We begin by examining the issue of the sufficiency of the evidence of identification of defendant as the person who shot Williams and Cox. In doing so, “we must ‘review the entire record, and drawing all reasonable inferences in favor of [the judgment], . . . determine whether a rational trier of fact could have found the essential elements of the crime beyond a reasonable doubt.’ [Citation.]” (People v. Hughes (2002) 27 Cal.4th 287, 357.)
Defendant, who had a confrontation with Williams within weeks of the charged shooting, was identified by both Williams and Grey. Defendant threatened his nephews for telling the police about his gun, demonstrating his consciousness of guilt. Defendant joked with his girlfriend about the bullet hole in his jacket, in a case in which Williams said the shots were fired through the jacket. The alibi defense was inconclusive, as the videotape was conceded by defendant to be difficult to discern. The witnesses who identified defendant on the videotape were, in the words of the trial court, “horrible” and their testimony was “unbelievable.” There is simply no basis, on this record, to overturn the jury’s verdict under the de novo standard of review. As a consequence, there is no basis to overturn the denial of a new trial if review is based on the abuse of discretion standard.
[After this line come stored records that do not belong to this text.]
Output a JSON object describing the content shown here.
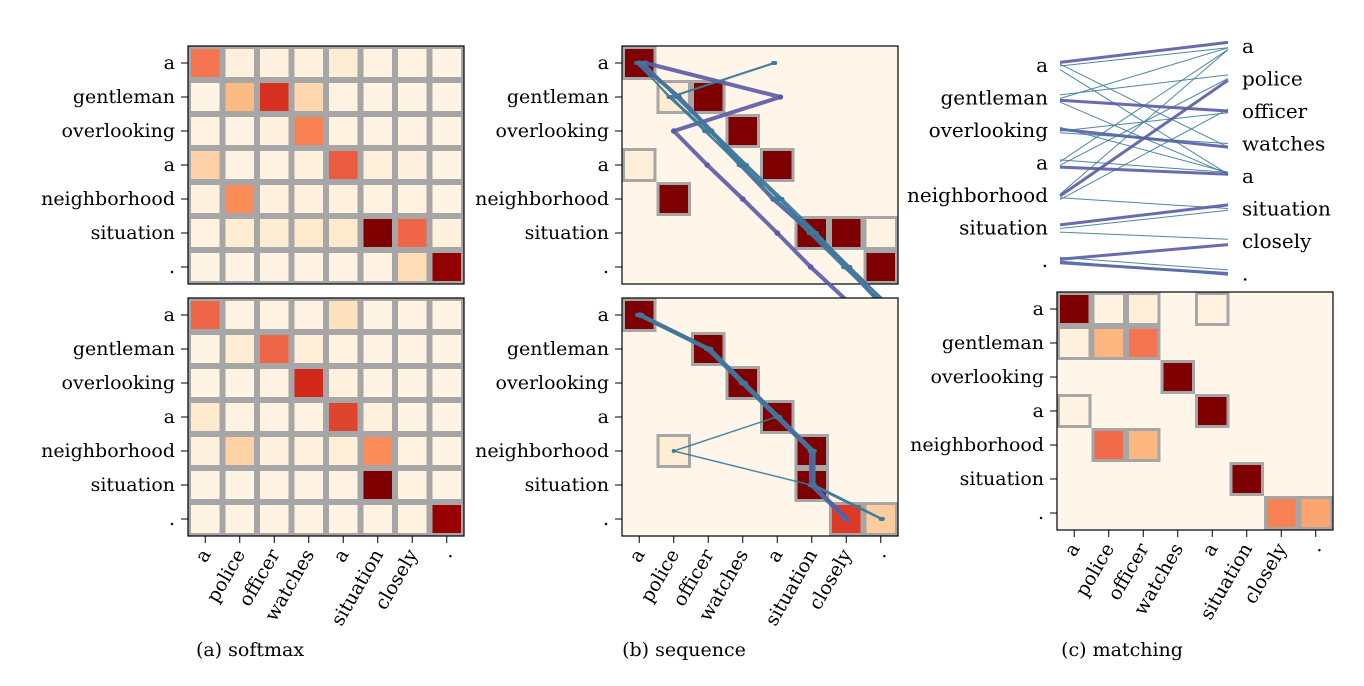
{
  "chart_data": [
    {
      "id": "softmax-top",
      "type": "heatmap",
      "panel": "(a)",
      "rows": [
        "a",
        "gentleman",
        "overlooking",
        "a",
        "neighborhood",
        "situation",
        "."
      ],
      "cols": [
        "a",
        "police",
        "officer",
        "watches",
        "a",
        "situation",
        "closely",
        "."
      ],
      "values": [
        [
          0.55,
          0.05,
          0.04,
          0.04,
          0.08,
          0.03,
          0.03,
          0.02
        ],
        [
          0.02,
          0.28,
          0.78,
          0.18,
          0.03,
          0.02,
          0.02,
          0.02
        ],
        [
          0.03,
          0.03,
          0.04,
          0.5,
          0.03,
          0.02,
          0.02,
          0.02
        ],
        [
          0.2,
          0.03,
          0.03,
          0.04,
          0.65,
          0.05,
          0.04,
          0.02
        ],
        [
          0.04,
          0.45,
          0.04,
          0.04,
          0.04,
          0.03,
          0.03,
          0.02
        ],
        [
          0.03,
          0.08,
          0.08,
          0.1,
          0.1,
          1.0,
          0.62,
          0.04
        ],
        [
          0.02,
          0.02,
          0.02,
          0.02,
          0.02,
          0.03,
          0.16,
          0.96
        ]
      ]
    },
    {
      "id": "softmax-bottom",
      "type": "heatmap",
      "panel": "(a)",
      "rows": [
        "a",
        "gentleman",
        "overlooking",
        "a",
        "neighborhood",
        "situation",
        "."
      ],
      "cols": [
        "a",
        "police",
        "officer",
        "watches",
        "a",
        "situation",
        "closely",
        "."
      ],
      "values": [
        [
          0.62,
          0.03,
          0.03,
          0.03,
          0.14,
          0.02,
          0.02,
          0.02
        ],
        [
          0.02,
          0.08,
          0.62,
          0.06,
          0.03,
          0.02,
          0.02,
          0.02
        ],
        [
          0.02,
          0.02,
          0.03,
          0.8,
          0.04,
          0.02,
          0.02,
          0.02
        ],
        [
          0.1,
          0.03,
          0.03,
          0.03,
          0.72,
          0.04,
          0.02,
          0.02
        ],
        [
          0.04,
          0.2,
          0.04,
          0.04,
          0.06,
          0.45,
          0.03,
          0.02
        ],
        [
          0.02,
          0.02,
          0.02,
          0.02,
          0.03,
          1.0,
          0.03,
          0.02
        ],
        [
          0.02,
          0.02,
          0.02,
          0.02,
          0.02,
          0.03,
          0.03,
          0.95
        ]
      ]
    },
    {
      "id": "sequence-top",
      "type": "heatmap",
      "panel": "(b)",
      "rows": [
        "a",
        "gentleman",
        "overlooking",
        "a",
        "neighborhood",
        "situation",
        "."
      ],
      "cols": [
        "a",
        "police",
        "officer",
        "watches",
        "a",
        "situation",
        "closely",
        "."
      ],
      "cells": [
        {
          "r": 0,
          "c": 0,
          "v": 1.0
        },
        {
          "r": 1,
          "c": 1,
          "v": 0.08
        },
        {
          "r": 1,
          "c": 2,
          "v": 1.0
        },
        {
          "r": 2,
          "c": 3,
          "v": 1.0
        },
        {
          "r": 3,
          "c": 0,
          "v": 0.06
        },
        {
          "r": 3,
          "c": 4,
          "v": 1.0
        },
        {
          "r": 4,
          "c": 1,
          "v": 1.0
        },
        {
          "r": 5,
          "c": 5,
          "v": 1.0
        },
        {
          "r": 5,
          "c": 6,
          "v": 1.0
        },
        {
          "r": 5,
          "c": 7,
          "v": 0.03
        },
        {
          "r": 6,
          "c": 7,
          "v": 1.0
        }
      ],
      "paths": [
        {
          "w": 4,
          "pts": [
            [
              0,
              0.0
            ],
            [
              1,
              0.5
            ],
            [
              2,
              0.3
            ],
            [
              3,
              -0.2
            ],
            [
              4,
              -0.4
            ],
            [
              5,
              0.0
            ],
            [
              6,
              0.0
            ],
            [
              7,
              -0.2
            ]
          ]
        },
        {
          "w": 4,
          "pts": [
            [
              0,
              0.6
            ],
            [
              4,
              0.3
            ],
            [
              1,
              0.0
            ],
            [
              2,
              -0.1
            ],
            [
              3,
              0.0
            ],
            [
              4,
              0.0
            ],
            [
              5,
              -0.1
            ],
            [
              6,
              0.1
            ],
            [
              7,
              0.2
            ]
          ]
        },
        {
          "w": 2,
          "pts": [
            [
              0,
              0.3
            ],
            [
              1,
              0.2
            ],
            [
              2,
              0.2
            ],
            [
              3,
              0.3
            ],
            [
              4,
              0.3
            ],
            [
              5,
              0.2
            ],
            [
              6,
              0.3
            ],
            [
              7,
              0.3
            ]
          ]
        },
        {
          "w": 1.5,
          "pts": [
            [
              0,
              -0.3
            ],
            [
              1,
              -0.3
            ],
            [
              2,
              0.0
            ],
            [
              3,
              0.1
            ],
            [
              4,
              0.1
            ],
            [
              5,
              0.3
            ],
            [
              6,
              -0.2
            ],
            [
              7,
              -0.2
            ]
          ]
        },
        {
          "w": 1.5,
          "pts": [
            [
              4,
              -0.2
            ],
            [
              1,
              -0.2
            ],
            [
              2,
              -0.3
            ],
            [
              3,
              -0.1
            ],
            [
              4,
              -0.2
            ],
            [
              5,
              0.4
            ],
            [
              6,
              0.4
            ],
            [
              7,
              0.4
            ]
          ]
        },
        {
          "w": 1.5,
          "pts": [
            [
              4,
              -0.4
            ],
            [
              1,
              -0.4
            ],
            [
              2,
              -0.4
            ],
            [
              3,
              -0.3
            ],
            [
              4,
              -0.3
            ],
            [
              5,
              -0.3
            ],
            [
              6,
              -0.3
            ],
            [
              7,
              -0.1
            ]
          ]
        },
        {
          "w": 2,
          "pts": [
            [
              0,
              0.4
            ],
            [
              1,
              0.4
            ],
            [
              2,
              0.4
            ],
            [
              3,
              0.4
            ],
            [
              4,
              0.5
            ],
            [
              5,
              0.5
            ],
            [
              6,
              0.2
            ],
            [
              7,
              0.4
            ]
          ]
        },
        {
          "w": 1.5,
          "pts": [
            [
              0,
              0.0
            ],
            [
              1,
              -0.5
            ],
            [
              2,
              -0.2
            ],
            [
              3,
              -0.4
            ],
            [
              4,
              0.4
            ],
            [
              5,
              -0.2
            ],
            [
              6,
              -0.1
            ],
            [
              7,
              0.1
            ]
          ]
        }
      ]
    },
    {
      "id": "sequence-bottom",
      "type": "heatmap",
      "panel": "(b)",
      "rows": [
        "a",
        "gentleman",
        "overlooking",
        "a",
        "neighborhood",
        "situation",
        "."
      ],
      "cols": [
        "a",
        "police",
        "officer",
        "watches",
        "a",
        "situation",
        "closely",
        "."
      ],
      "cells": [
        {
          "r": 0,
          "c": 0,
          "v": 1.0
        },
        {
          "r": 1,
          "c": 2,
          "v": 1.0
        },
        {
          "r": 2,
          "c": 3,
          "v": 1.0
        },
        {
          "r": 3,
          "c": 4,
          "v": 1.0
        },
        {
          "r": 4,
          "c": 1,
          "v": 0.08
        },
        {
          "r": 4,
          "c": 5,
          "v": 1.0
        },
        {
          "r": 5,
          "c": 5,
          "v": 1.0
        },
        {
          "r": 6,
          "c": 6,
          "v": 0.75
        },
        {
          "r": 6,
          "c": 7,
          "v": 0.22
        }
      ],
      "paths": [
        {
          "w": 4,
          "pts": [
            [
              0,
              0.0
            ],
            [
              2,
              0.0
            ],
            [
              3,
              0.0
            ],
            [
              4,
              0.0
            ],
            [
              5,
              0.0
            ],
            [
              5,
              0.0
            ],
            [
              6,
              0.0
            ]
          ]
        },
        {
          "w": 4,
          "pts": [
            [
              0,
              0.1
            ],
            [
              2,
              0.1
            ],
            [
              3,
              0.1
            ],
            [
              4,
              0.1
            ],
            [
              5,
              0.1
            ],
            [
              5,
              0.1
            ],
            [
              6,
              0.1
            ]
          ]
        },
        {
          "w": 2,
          "pts": [
            [
              0,
              0.2
            ],
            [
              2,
              0.2
            ],
            [
              3,
              0.2
            ],
            [
              4,
              0.2
            ],
            [
              5,
              0.2
            ],
            [
              5,
              0.2
            ],
            [
              7,
              0.1
            ]
          ]
        },
        {
          "w": 1.5,
          "pts": [
            [
              0,
              -0.1
            ],
            [
              2,
              -0.1
            ],
            [
              3,
              -0.1
            ],
            [
              4,
              -0.1
            ],
            [
              1,
              0.0
            ],
            [
              5,
              -0.1
            ],
            [
              7,
              0.0
            ]
          ]
        },
        {
          "w": 1.5,
          "pts": [
            [
              0,
              0.3
            ],
            [
              2,
              0.3
            ],
            [
              3,
              0.3
            ],
            [
              4,
              0.3
            ],
            [
              5,
              0.3
            ],
            [
              5,
              0.3
            ],
            [
              7,
              0.2
            ]
          ]
        },
        {
          "w": 1.5,
          "pts": [
            [
              0,
              -0.2
            ],
            [
              2,
              -0.2
            ],
            [
              3,
              -0.2
            ],
            [
              4,
              -0.2
            ],
            [
              5,
              -0.2
            ],
            [
              5,
              -0.2
            ],
            [
              6,
              -0.2
            ]
          ]
        }
      ]
    },
    {
      "id": "matching-top",
      "type": "bipartite",
      "panel": "(c)",
      "left": [
        "a",
        "gentleman",
        "overlooking",
        "a",
        "neighborhood",
        "situation",
        "."
      ],
      "right": [
        "a",
        "police",
        "officer",
        "watches",
        "a",
        "situation",
        "closely",
        "."
      ],
      "links": [
        {
          "l": 0,
          "r": 0,
          "w": 3
        },
        {
          "l": 0,
          "r": 0,
          "w": 1
        },
        {
          "l": 0,
          "r": 4,
          "w": 1
        },
        {
          "l": 0,
          "r": 3,
          "w": 1
        },
        {
          "l": 1,
          "r": 2,
          "w": 3
        },
        {
          "l": 1,
          "r": 1,
          "w": 1
        },
        {
          "l": 1,
          "r": 0,
          "w": 1
        },
        {
          "l": 1,
          "r": 4,
          "w": 1
        },
        {
          "l": 2,
          "r": 3,
          "w": 3
        },
        {
          "l": 2,
          "r": 3,
          "w": 1
        },
        {
          "l": 2,
          "r": 4,
          "w": 1
        },
        {
          "l": 2,
          "r": 2,
          "w": 1
        },
        {
          "l": 3,
          "r": 4,
          "w": 3
        },
        {
          "l": 3,
          "r": 0,
          "w": 1
        },
        {
          "l": 3,
          "r": 1,
          "w": 1
        },
        {
          "l": 3,
          "r": 4,
          "w": 1
        },
        {
          "l": 4,
          "r": 1,
          "w": 3
        },
        {
          "l": 4,
          "r": 2,
          "w": 1
        },
        {
          "l": 4,
          "r": 0,
          "w": 1
        },
        {
          "l": 4,
          "r": 5,
          "w": 1
        },
        {
          "l": 5,
          "r": 5,
          "w": 3
        },
        {
          "l": 5,
          "r": 5,
          "w": 1
        },
        {
          "l": 5,
          "r": 6,
          "w": 1
        },
        {
          "l": 6,
          "r": 6,
          "w": 3
        },
        {
          "l": 6,
          "r": 7,
          "w": 3
        },
        {
          "l": 6,
          "r": 7,
          "w": 1
        },
        {
          "l": 6,
          "r": 7,
          "w": 1
        }
      ]
    },
    {
      "id": "matching-bottom",
      "type": "heatmap",
      "panel": "(c)",
      "rows": [
        "a",
        "gentleman",
        "overlooking",
        "a",
        "neighborhood",
        "situation",
        "."
      ],
      "cols": [
        "a",
        "police",
        "officer",
        "watches",
        "a",
        "situation",
        "closely",
        "."
      ],
      "cells": [
        {
          "r": 0,
          "c": 0,
          "v": 1.0
        },
        {
          "r": 0,
          "c": 1,
          "v": 0.03
        },
        {
          "r": 0,
          "c": 2,
          "v": 0.06
        },
        {
          "r": 0,
          "c": 4,
          "v": 0.03
        },
        {
          "r": 1,
          "c": 0,
          "v": 0.04
        },
        {
          "r": 1,
          "c": 1,
          "v": 0.3
        },
        {
          "r": 1,
          "c": 2,
          "v": 0.55
        },
        {
          "r": 2,
          "c": 3,
          "v": 1.0
        },
        {
          "r": 3,
          "c": 0,
          "v": 0.02
        },
        {
          "r": 3,
          "c": 4,
          "v": 1.0
        },
        {
          "r": 4,
          "c": 1,
          "v": 0.6
        },
        {
          "r": 4,
          "c": 2,
          "v": 0.3
        },
        {
          "r": 5,
          "c": 5,
          "v": 1.0
        },
        {
          "r": 6,
          "c": 6,
          "v": 0.5
        },
        {
          "r": 6,
          "c": 7,
          "v": 0.36
        }
      ]
    }
  ],
  "captions": {
    "a": "(a) softmax",
    "b": "(b) sequence",
    "c": "(c) matching"
  },
  "colors": {
    "grid": "#a6a6a6",
    "background": "#fff5e8",
    "path": "#5a5aa8",
    "path_thin": "#3d7a9a"
  }
}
Defendant’s further argument that the introduction of gang evidence against him was so prejudicial as to warrant a new trial under the reasoning in People v. Albarran, supra, 149 Cal.App.4th at pages 225-232 was not raised in the trial court, and we will not consider it for the first time on appeal. (People v. Richardson (1950) 95 Cal.App.2d 703, 706 [claimed error not raised at trial or in motion for new trial will not be considered on appeal].) In any event, Albarran is clearly distinguishable from the instant case. In Albarran, the court found that introduction of testimony from a gang expert was prejudicial error warranting a new trial because there was no evidence that gang membership was relevant to the defendant’s motive and intent. Unlike the situation in Albarran, the record in this case supported the inference that defendant’s offenses were for the benefit of a criminal street gang, and expert testimony on that subject was properly admitted. The nonprejudicial nature of the gang evidence in this case is demonstrated by the jury’s finding that the gang allegations were not true. Albarran provides no support for defendant’s claim that he was entitled to a new trial.
VII
DEFENDANT IS NOT ENTITLED TO REVERSAL BASED UPON CUMULATIVE ERROR
Defendant’s final argument is that the judgment should be reversed due to cumulative error. However, we have examined each of defendant’s claims on appeal and have found them to be without merit. Having found no error, there is no basis for reversal based on cumulative error. (People v. Raley (1992) 2 Cal.4th 870, 921.)
DISPOSITION
The judgment is affirmed.
We concur: ARMSTRONG, Acting P. J., MOSK, J.